From the time she was 12 years old, Lois Curtis spent most of her teen and adult years in state-run institutions for people with disabilities.
After her repeated requests to live in the community were denied, she and another woman sued the state of Georgia in 1995. They won, the state appealed, and the case wound up in the U.S. Supreme Court.
The court's landmark decision declared that unnecessary institutionalization amounts to segregation and violated the Americans with Disabilities Act. The case has had nationwide implications, prompting Illinois and other states to re-evaluate how they support those with disabilities.
"Institutional placement of persons who can handle and benefit from community settings perpetuates unwarranted assumptions that persons so isolated are incapable or unworthy of participating in community life," the court wrote.
Curtis, 38, who is developmentally disabled, is now a budding artist and continues to push for disability rights. She is preparing for her first art show, which will feature her pastel and acrylic portraits of women.
"She's an incredible person," said her employment coach, Jessica Long. "She's just full of life and full of joy."
Curtis will visit Springfield this week to take part in the Freedom Ride by the Campaign for Real Choice in Illinois, which stopped in Urbana Tuesday morning. About 30 people are on a four-day, 700-mile tour to push for an end to institutionalization of seniors and the disabled.
The Freedom Ride ends Thursday in Springfield, where advocates will urge legislators to pass the Community First Act. It would compel the state to spend money on support services allowing the disabled to live in their communities, rather than institutions or large group homes.
Barbara Pritchard of Urbana, who initiated the Freedom Ride with her husband, Lester, said research shows people with disabilities do much better when they're integrated into a social environment. Living alone or in small groups, with access to nursing care when needed, gives them privacy and a chance to be "part of a neighborhood."
"People with disabilities should be given the same opportunities to enjoy the same rights as any other citizen," she said. "There is a more effective alternative to large institutions and nursing homes."
Lester Pritchard is chairman of the Illinois Council on Developmental Disabilities, and Barbara Pritchard is former director of Persons Assuming Control of Their Environment, in Urbana.
Among the speakers was Bill Drake of Danville, who moved into his own apartment nearly five years ago. He worked with the Community Reintegration Program run by the independent living center Persons Assuming Control of their Environment, which has "liberated" 90 consumers in all, said coordinator Jack Delzell.
After a massive heart attack 10 years ago, Drake spent five months in intensive care and seven years in a nursing home. He admitted that moving out was "scary, very scary" at first, but "it's a great feeling once you get out on your own." He said both he and the community benefit, because he's now "a consumer, rather than a user."
From her home in Georgia, Curtis said it's unfair to force people to live in institutions if "they don't need to be there."
After the Supreme Court decision, Curtis was eager to leave the sheltered workshop where she'd been employed. Through a federal support program called Jobs for All, she landed a job at Target. But she soon found it wasn't right for her and decided to pursue her passion – art.

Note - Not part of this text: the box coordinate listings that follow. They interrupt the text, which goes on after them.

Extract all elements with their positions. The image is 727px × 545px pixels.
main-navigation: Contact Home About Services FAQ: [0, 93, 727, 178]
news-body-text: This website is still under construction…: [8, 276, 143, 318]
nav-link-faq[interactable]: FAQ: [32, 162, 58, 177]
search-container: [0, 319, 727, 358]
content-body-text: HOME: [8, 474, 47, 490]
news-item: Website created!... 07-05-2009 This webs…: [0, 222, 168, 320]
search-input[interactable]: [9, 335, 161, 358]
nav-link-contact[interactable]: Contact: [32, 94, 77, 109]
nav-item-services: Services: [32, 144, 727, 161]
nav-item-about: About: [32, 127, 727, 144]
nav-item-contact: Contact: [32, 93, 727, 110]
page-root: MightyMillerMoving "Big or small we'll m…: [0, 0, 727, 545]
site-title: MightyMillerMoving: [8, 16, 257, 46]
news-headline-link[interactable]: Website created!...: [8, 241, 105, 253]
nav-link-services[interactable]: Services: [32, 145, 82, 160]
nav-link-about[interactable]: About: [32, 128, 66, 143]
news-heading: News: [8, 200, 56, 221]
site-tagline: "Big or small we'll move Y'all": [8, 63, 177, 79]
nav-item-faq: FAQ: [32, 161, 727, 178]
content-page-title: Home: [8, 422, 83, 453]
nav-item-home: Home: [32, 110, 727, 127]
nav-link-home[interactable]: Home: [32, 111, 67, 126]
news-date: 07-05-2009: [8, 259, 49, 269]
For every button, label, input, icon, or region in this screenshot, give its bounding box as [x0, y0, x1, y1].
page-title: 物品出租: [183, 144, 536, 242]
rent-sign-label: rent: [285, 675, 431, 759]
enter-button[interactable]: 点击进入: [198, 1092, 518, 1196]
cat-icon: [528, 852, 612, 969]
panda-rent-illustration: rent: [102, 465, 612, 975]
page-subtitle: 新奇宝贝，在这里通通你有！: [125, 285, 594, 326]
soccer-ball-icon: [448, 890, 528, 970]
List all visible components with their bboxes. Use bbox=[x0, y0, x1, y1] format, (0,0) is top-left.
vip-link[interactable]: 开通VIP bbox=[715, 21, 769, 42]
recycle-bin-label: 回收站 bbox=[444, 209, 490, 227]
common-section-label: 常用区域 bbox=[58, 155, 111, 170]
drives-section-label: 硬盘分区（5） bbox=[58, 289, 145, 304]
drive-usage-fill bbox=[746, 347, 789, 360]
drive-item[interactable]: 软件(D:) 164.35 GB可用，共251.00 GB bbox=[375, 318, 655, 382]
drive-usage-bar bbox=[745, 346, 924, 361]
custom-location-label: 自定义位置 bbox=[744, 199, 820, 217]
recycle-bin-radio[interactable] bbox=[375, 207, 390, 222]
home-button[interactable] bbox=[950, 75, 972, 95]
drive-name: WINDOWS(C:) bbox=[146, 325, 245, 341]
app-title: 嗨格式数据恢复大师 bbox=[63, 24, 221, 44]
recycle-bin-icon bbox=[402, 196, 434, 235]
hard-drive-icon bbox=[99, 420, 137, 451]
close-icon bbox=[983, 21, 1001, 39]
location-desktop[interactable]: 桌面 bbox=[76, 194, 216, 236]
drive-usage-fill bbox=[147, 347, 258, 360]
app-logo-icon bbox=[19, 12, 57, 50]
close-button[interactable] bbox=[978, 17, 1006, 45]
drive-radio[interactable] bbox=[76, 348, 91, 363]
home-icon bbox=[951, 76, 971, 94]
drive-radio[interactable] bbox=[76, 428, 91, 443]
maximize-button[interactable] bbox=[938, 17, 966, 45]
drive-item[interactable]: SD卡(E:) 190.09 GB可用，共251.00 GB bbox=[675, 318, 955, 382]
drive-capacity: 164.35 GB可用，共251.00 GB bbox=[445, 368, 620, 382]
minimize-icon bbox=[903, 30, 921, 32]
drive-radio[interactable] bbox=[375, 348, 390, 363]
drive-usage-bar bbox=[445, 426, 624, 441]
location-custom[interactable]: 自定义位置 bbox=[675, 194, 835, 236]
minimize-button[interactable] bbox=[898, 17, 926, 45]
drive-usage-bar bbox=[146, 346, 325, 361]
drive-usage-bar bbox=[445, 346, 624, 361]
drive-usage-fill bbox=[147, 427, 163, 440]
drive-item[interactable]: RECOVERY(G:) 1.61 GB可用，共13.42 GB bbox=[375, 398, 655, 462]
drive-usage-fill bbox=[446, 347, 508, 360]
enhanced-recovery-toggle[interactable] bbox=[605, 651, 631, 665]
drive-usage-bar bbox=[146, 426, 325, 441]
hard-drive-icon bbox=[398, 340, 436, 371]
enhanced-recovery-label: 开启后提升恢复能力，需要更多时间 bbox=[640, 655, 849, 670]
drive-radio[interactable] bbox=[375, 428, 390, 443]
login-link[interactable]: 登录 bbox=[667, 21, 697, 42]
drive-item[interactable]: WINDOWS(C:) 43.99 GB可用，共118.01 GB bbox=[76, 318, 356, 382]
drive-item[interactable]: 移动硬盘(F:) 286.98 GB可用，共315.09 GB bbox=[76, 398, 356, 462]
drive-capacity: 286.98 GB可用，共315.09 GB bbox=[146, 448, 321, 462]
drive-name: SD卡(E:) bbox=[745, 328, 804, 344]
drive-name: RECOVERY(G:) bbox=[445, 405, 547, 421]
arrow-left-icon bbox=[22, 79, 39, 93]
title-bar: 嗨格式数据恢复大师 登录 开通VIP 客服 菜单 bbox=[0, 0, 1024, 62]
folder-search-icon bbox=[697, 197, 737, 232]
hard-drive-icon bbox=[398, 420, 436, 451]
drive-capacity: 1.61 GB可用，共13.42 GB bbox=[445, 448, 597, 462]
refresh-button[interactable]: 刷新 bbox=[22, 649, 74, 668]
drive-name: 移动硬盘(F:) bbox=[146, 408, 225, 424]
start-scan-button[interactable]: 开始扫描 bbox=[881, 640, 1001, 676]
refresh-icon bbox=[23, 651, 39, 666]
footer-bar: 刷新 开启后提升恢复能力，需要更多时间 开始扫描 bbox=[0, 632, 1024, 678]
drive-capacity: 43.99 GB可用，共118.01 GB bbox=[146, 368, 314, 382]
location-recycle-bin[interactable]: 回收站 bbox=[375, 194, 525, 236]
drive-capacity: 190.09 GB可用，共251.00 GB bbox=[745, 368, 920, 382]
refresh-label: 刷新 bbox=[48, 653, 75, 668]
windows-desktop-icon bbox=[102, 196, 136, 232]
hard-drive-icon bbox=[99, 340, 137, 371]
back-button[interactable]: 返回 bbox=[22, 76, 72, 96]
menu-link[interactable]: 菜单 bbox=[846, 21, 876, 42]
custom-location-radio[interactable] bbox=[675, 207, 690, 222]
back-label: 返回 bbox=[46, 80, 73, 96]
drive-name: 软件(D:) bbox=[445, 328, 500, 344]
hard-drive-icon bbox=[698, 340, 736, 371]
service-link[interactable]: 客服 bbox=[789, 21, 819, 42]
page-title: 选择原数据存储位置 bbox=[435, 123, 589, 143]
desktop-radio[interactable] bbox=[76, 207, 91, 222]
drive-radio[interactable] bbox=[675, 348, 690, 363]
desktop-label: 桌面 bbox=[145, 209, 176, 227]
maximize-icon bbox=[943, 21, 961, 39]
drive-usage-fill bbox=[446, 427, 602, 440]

The federal program provided money to buy art supplies and brochures to get her business off the ground. She's sold some paintings and had her work in a number of shows.
"I love it," she said. "I'm doing my art pictures and I'm living in the community."
She's no longer in an institution, living now in a group home, but still hopes for a place of her own.
"It's better than where she was, but it's still not perfect. We still need some systems to change," Long said. "We have to make sure that people have the right to follow their dreams and contribute to society."